A polished part could be an insulating layer, a metal layer, or a semiconductor layer allocated on the principal surface of the semiconductor substrate 305 depending on the step.

In addition, the semiconductor substrate itself might become the polished part, that is, the object of the CMP processing.

Such a CMP process does not generate the heterogeneity of the polishing rate or the damage (scratch) due to the existence of defective parts in the polished part of the polished object because the defective parts on the polishing pad 304 are removed beforehand.

Hence, even a polishing pad where defective parts were generated during the manufacturing process can be used, resulting in improved efficiency and a lower cost of manufacturing for the semiconductor device.

The foregoing is considered as illustrative only of the principles of the present invention.
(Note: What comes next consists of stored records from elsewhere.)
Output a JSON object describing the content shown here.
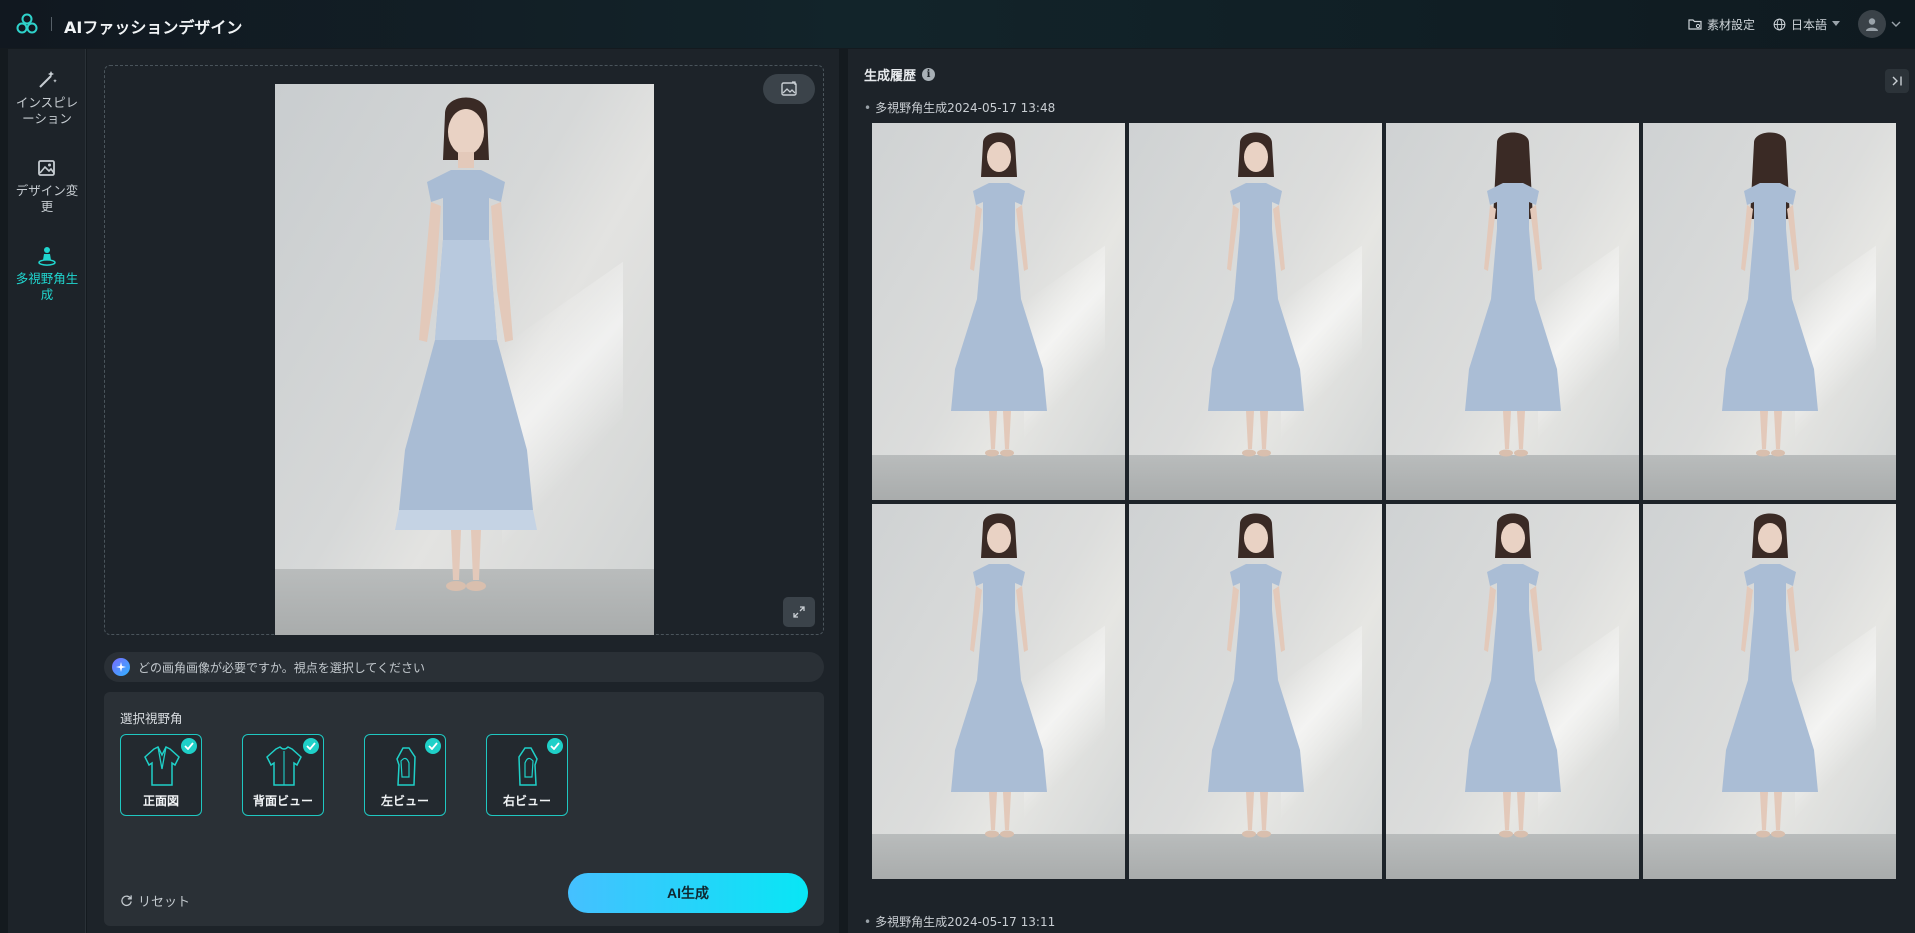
{
  "app": {
    "title": "AIファッションデザイン",
    "materials_label": "素材設定",
    "language_label": "日本語"
  },
  "sidebar": {
    "items": [
      {
        "label": "インスピレーション",
        "icon": "magic-wand-icon",
        "active": false
      },
      {
        "label": "デザイン変更",
        "icon": "image-edit-icon",
        "active": false
      },
      {
        "label": "多視野角生成",
        "icon": "multi-view-person-icon",
        "active": true
      }
    ]
  },
  "editor": {
    "hint": "どの画角画像が必要ですか。視点を選択してください",
    "select_title": "選択視野角",
    "views": [
      {
        "label": "正面図",
        "icon": "front-view-garment-icon",
        "checked": true
      },
      {
        "label": "背面ビュー",
        "icon": "back-view-garment-icon",
        "checked": true
      },
      {
        "label": "左ビュー",
        "icon": "left-view-garment-icon",
        "checked": true
      },
      {
        "label": "右ビュー",
        "icon": "right-view-garment-icon",
        "checked": true
      }
    ],
    "reset_label": "リセット",
    "generate_label": "AI生成"
  },
  "history": {
    "title": "生成履歴",
    "groups": [
      {
        "label": "多視野角生成2024-05-17 13:48"
      },
      {
        "label": "多視野角生成2024-05-17 13:11"
      }
    ]
  },
  "colors": {
    "accent": "#1fc7c1",
    "generate_gradient_start": "#45c0ff",
    "generate_gradient_end": "#08e6f5",
    "background": "#141a1f",
    "panel": "#1d2329"
  }
}
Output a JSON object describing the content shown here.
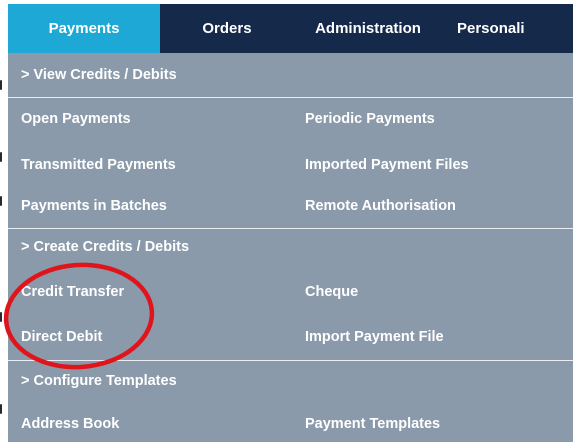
{
  "topnav": {
    "tabs": [
      {
        "label": "Payments"
      },
      {
        "label": "Orders"
      },
      {
        "label": "Administration"
      },
      {
        "label": "Personali"
      }
    ]
  },
  "menu": {
    "sections": [
      {
        "header": "> View Credits / Debits",
        "rows": [
          {
            "left": "Open Payments",
            "right": "Periodic Payments"
          },
          {
            "left": "Transmitted Payments",
            "right": "Imported Payment Files"
          },
          {
            "left": "Payments in Batches",
            "right": "Remote Authorisation"
          }
        ]
      },
      {
        "header": "> Create Credits / Debits",
        "rows": [
          {
            "left": "Credit Transfer",
            "right": "Cheque"
          },
          {
            "left": "Direct Debit",
            "right": "Import Payment File"
          }
        ]
      },
      {
        "header": "> Configure Templates",
        "rows": [
          {
            "left": "Address Book",
            "right": "Payment Templates"
          }
        ]
      }
    ]
  },
  "colors": {
    "nav_background": "#15294b",
    "active_tab": "#1ea8d6",
    "menu_background": "#8b9aab",
    "annotation": "#e0141b"
  }
}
Further, since numerous modifications and changes will readily occur to those skilled in the art, it is not desired to limit the invention to the exact construction and applications shown and described, and accordingly, all suitable modifications and equivalents may be regarded as falling within the scope of the invention in the appended claims and their equivalents.

Claims

1. A method for manufacturing a polishing pad, the method comprising:

forming a foamed polyurethane sheet;

forming first concave portions or/and grooves regularly allocated on the foamed polyurethane sheet;

after forming the first concave portions or/and the grooves, detecting defective parts of the foamed polyurethane sheet by irradiating light through the foamed polyurethane sheet; and

after detecting the defective parts, removing the detected defective parts and thereby forming second concave portions on the foamed polyurethane sheet.

2. The method for manufacturing the polishing pad according to claim 1,

wherein the forming the concave portions comprises at least one of the group consisting of: cutting work and selective melt processing.

3. The method for manufacturing the polishing pad according to claim 1 further comprising:

forming third plural concave portions regularly arranged on the polishing pad.

4. The method for manufacturing the polishing pad according to claim 1,

wherein the radiation is at least one selected from the group consisting of: ultraviolet, infrared rays, laser beam, electron beam and X rays.

5. The method for manufacturing the polishing pad according to claim 1,

wherein at least one of the defective parts is a heterogeneous part.

6. The method for manufacturing the polishing pad according to claim 1,

wherein at least one of the defective parts is a contaminated part.